Phishing is usually defined as an attempt to gain credentials from a person under false pretenses through electronic media. The term comes by way of an analogy with ‘fishing’, and receives the “ph” substitution through association with the previous practice of “phone phreaking”–exploiting the telephone system to gain unwarranted access to telecom services.
Perhaps the most common form of phishing is the ‘bank password reset’ scam: the user receives an email purporting to be from their bank requesting that they reset their password (usually with the threat of some kind of inability to access their account if this is not completed quickly) and providing a link to a legitimate-looking page to do so. When the user enters their ‘old’ credentials, the person running the scam receives these credentials and can either use them to perform transactions as though they were the person or sell them to a third party to do so.

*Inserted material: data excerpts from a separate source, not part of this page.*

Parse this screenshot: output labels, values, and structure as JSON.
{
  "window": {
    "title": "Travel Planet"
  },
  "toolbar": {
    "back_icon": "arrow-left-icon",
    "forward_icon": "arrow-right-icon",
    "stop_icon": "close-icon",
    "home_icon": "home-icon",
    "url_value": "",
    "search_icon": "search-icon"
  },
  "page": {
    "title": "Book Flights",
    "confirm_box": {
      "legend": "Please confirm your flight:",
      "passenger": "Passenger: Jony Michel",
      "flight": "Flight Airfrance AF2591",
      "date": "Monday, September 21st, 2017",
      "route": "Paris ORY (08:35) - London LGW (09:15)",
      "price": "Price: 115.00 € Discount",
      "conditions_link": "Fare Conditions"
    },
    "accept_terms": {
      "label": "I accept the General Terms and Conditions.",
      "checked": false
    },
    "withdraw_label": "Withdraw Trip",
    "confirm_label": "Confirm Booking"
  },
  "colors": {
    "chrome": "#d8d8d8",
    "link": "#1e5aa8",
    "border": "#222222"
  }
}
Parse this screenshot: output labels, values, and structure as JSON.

While some are fairly convincing, identification of a phishing email is not as difficult as it it might otherwise seem.
First, no legitimate website, bank, nor other institution will send an email requiring that you reset your password “immediately”–if there were an actual security concern, then the website can logout all sessions, expire all passwords, and require users to use the “forgot your password?” link on their next login attempt. It’s an inconvenience, but one which maintains security.
Secondly, there are generally several clues that a website is not legitimate. Carefully checking the spelling of the URL can reveal a practise known as “typosquatting”–that is, buying a domain name that is close to that of a legitimate website but which could be conceivably accidentally entered through a typo, and setting up a website there that appears to be legitimate.

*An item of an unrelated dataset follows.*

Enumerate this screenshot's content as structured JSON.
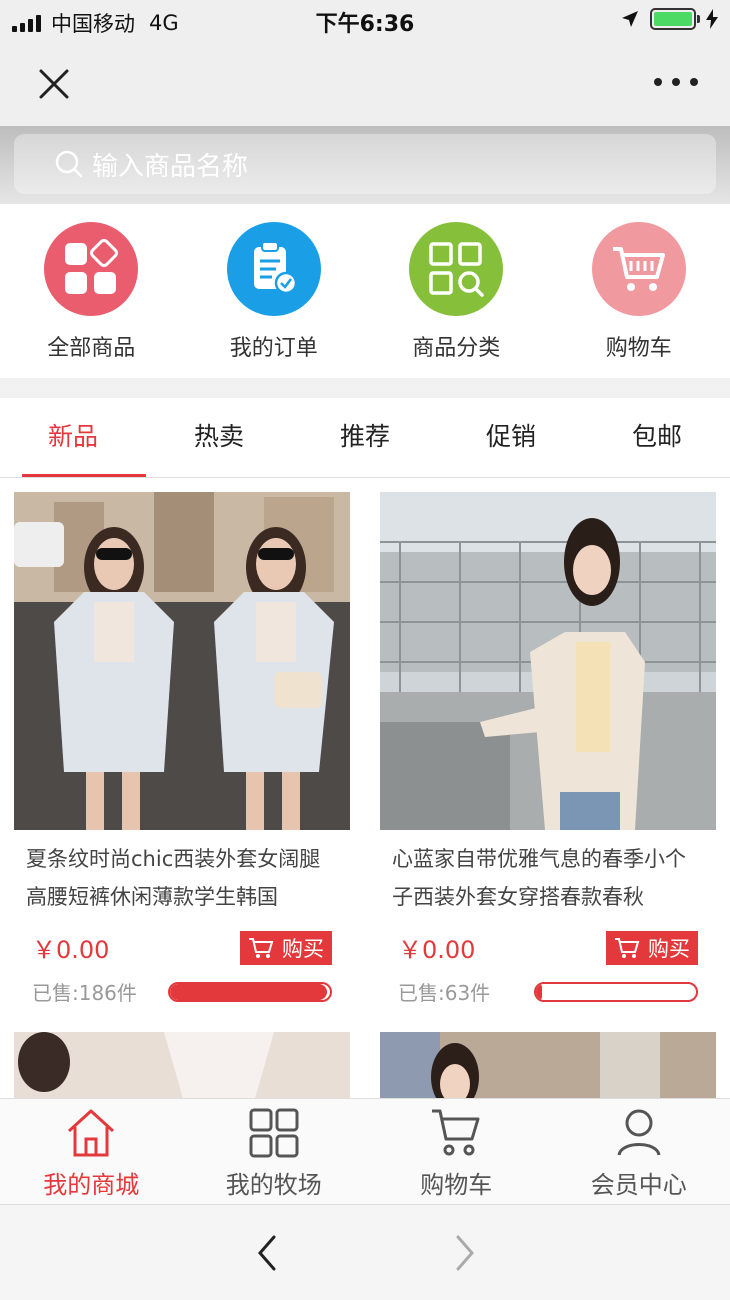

Thirdly, only the legitimate institution will be able to provide a legitimate security certificate. If the indicator on your browser does not show a successful SSL connection, and if the URL does not start with HTTPS, then chances are it’s not a legitimate website.

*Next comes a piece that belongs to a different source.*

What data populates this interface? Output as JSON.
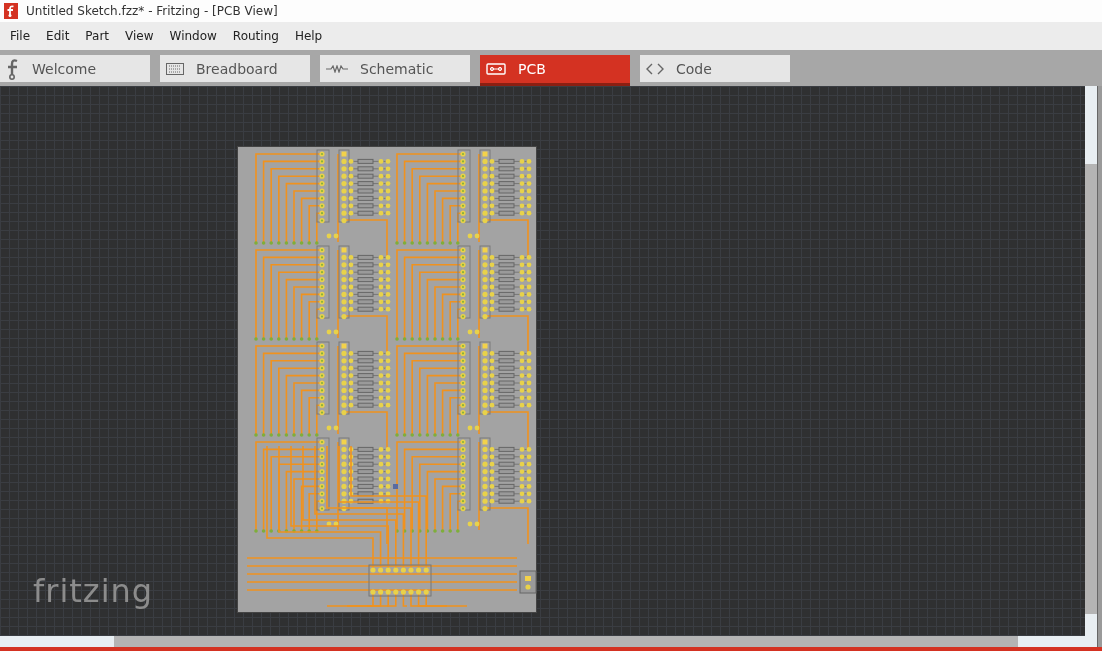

Additionally, it’s common for phishers to make various mistakes in the composition of the fake website–using an out of date logo, for instance, or inadvertently using regional dialects that reveal the phisher’s country of origin but would not likely be used by the official website.
The first rule of preventing phishing is to never click on, nor respond to, a link in an email you did not specificly request from a known source. No legitimate bank will send an email of this sort; there is no cause for them to do so–they already have more than enough information about you to determine if you are you or not, so you will not lose access to your money should you fail to “reset” a password “immediately.”
Secondly, before you enter any information on a webpage, make sure that you know exactly where you are entering the information and for what purpose. Check for an SSL connection: only the legitimate site will be able to offer a correctly working SSL connection; encryption using credentials from a trusted authority–usually these authorities are listed by your browser–verifies identity.
Third, the basic safety rules still apply.
Make security an everyday requirement, and your chances of being compromised by a scam decrease quickly. Phishers and their ilk try to get the ‘low hanging fruit’–they do not have the time nor the resources to pursue skeptical targets; typically, their collection pages last only a matter of hours before they’re detected and marked as fraudulent. If they don’t get a speedy response from you, then you aren’t going to be useful for them–hence why phishing emails typically take an urgent tone. So, if you take no other action to a suspicious email–wait a couple days. The fewer people who fall for the phishing traps, the fewer traps will be there in the future–it’s not profitable if you pay attention.